While the U.K. grapples with a Brexit deal that almost no one thinks its parliament will approve, the European Union is looking the other way.
Fewer than a tenth of the European Parliament’s 751 elected members bothered to turn up to a debate on Brexit in Brussels on Thursday morning. There were more people in the public gallery than there were lawmakers in the chamber.
Those who were present may have thought they were in an odd dream. Here was EU chief Brexit negotiator Michel Barnier being awfully nice about Britain and one of Brexit’s chief architects, Nigel Farage, being awfully nice about Barnier.

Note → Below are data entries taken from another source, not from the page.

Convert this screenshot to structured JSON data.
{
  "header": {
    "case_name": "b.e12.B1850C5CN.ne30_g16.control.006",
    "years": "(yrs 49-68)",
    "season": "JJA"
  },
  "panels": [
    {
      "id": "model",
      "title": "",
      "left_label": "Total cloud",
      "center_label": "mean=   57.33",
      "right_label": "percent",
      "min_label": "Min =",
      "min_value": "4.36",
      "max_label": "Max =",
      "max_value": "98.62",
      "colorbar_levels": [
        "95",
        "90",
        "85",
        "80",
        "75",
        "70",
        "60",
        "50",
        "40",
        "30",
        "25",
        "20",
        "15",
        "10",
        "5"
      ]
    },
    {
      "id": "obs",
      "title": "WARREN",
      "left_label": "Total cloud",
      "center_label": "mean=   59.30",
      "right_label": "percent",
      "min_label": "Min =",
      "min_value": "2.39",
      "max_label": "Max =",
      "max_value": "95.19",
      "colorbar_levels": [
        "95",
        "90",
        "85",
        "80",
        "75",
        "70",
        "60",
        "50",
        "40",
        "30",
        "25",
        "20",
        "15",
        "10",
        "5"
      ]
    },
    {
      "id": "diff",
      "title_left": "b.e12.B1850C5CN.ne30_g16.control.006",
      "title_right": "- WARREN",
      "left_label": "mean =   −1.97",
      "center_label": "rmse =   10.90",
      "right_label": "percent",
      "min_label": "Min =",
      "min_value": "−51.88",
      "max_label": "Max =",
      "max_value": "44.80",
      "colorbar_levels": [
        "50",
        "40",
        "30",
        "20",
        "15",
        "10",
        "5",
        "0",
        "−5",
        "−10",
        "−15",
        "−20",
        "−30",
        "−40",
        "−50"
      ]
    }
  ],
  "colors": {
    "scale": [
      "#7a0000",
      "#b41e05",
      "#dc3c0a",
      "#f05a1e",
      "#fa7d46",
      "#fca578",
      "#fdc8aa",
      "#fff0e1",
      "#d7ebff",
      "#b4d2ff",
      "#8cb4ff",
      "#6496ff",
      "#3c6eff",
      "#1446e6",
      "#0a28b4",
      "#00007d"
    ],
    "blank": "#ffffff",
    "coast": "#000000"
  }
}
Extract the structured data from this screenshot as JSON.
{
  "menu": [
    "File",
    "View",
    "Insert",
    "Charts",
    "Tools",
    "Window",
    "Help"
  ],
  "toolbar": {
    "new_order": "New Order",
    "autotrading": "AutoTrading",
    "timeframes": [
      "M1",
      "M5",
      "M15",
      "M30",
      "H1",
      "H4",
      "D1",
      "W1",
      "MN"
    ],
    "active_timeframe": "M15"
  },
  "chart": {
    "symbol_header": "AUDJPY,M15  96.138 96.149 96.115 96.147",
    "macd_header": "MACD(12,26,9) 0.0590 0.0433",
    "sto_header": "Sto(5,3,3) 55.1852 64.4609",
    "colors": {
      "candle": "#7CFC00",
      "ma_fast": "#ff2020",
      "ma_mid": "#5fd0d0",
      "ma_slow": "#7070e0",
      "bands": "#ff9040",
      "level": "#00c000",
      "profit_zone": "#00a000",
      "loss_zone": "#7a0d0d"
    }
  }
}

The message from Europe is that the deal negotiated over the past 17 months is the only one there will ever be. Barnier said he’ll respect the “democratic debate” in the U.K. but warned “the future of their country is at stake.”
Other lawmakers from across Europe lined up to lament Britain’s “historical mistake,” the “damage done to the U.K.” and to urge a second referendum. Germany’s Elmar Brok cited Bank of England Governor Mark Carney’s gloomy analysis and said it’s “a lie to say that things won’t change for the worse.” Guy Verhofstadt, the Brexit coordinator in the EU assembly, called Brexit “a failure for everybody.”
For many on the pro-Brexit side in Britain, this shows why foreigners should mind their own business. “There are a lot of experts on domestic British politics these days,” noted the Conservative Party’s Geoffrey Van Orden.
Now that his job is almost done, Barnier was conciliatory, gushing even, about Britain and its people.
“The United Kingdom -- because of her culture, her history, her total solidarity, particularly during the great tragedies that Europe has faced in the 20th century, her economy, the quality of her diplomacy -- is a great country and my respect for it is absolute,” Barnier said.
Farage hates the agreement the U.K. struck with Barnier, which is due to be voted on by the British Parliament on Dec. 11. For him, it’s the “worst deal in history” because its keeps Britain “hostage” to Brussels.
That’s Britain’s government’s fault though, not Barnier’s, who had stuck up for the EU’s interests, said Farage. “It’s game, set and match to you,” he told the Frenchman. “I wish you were on our side.”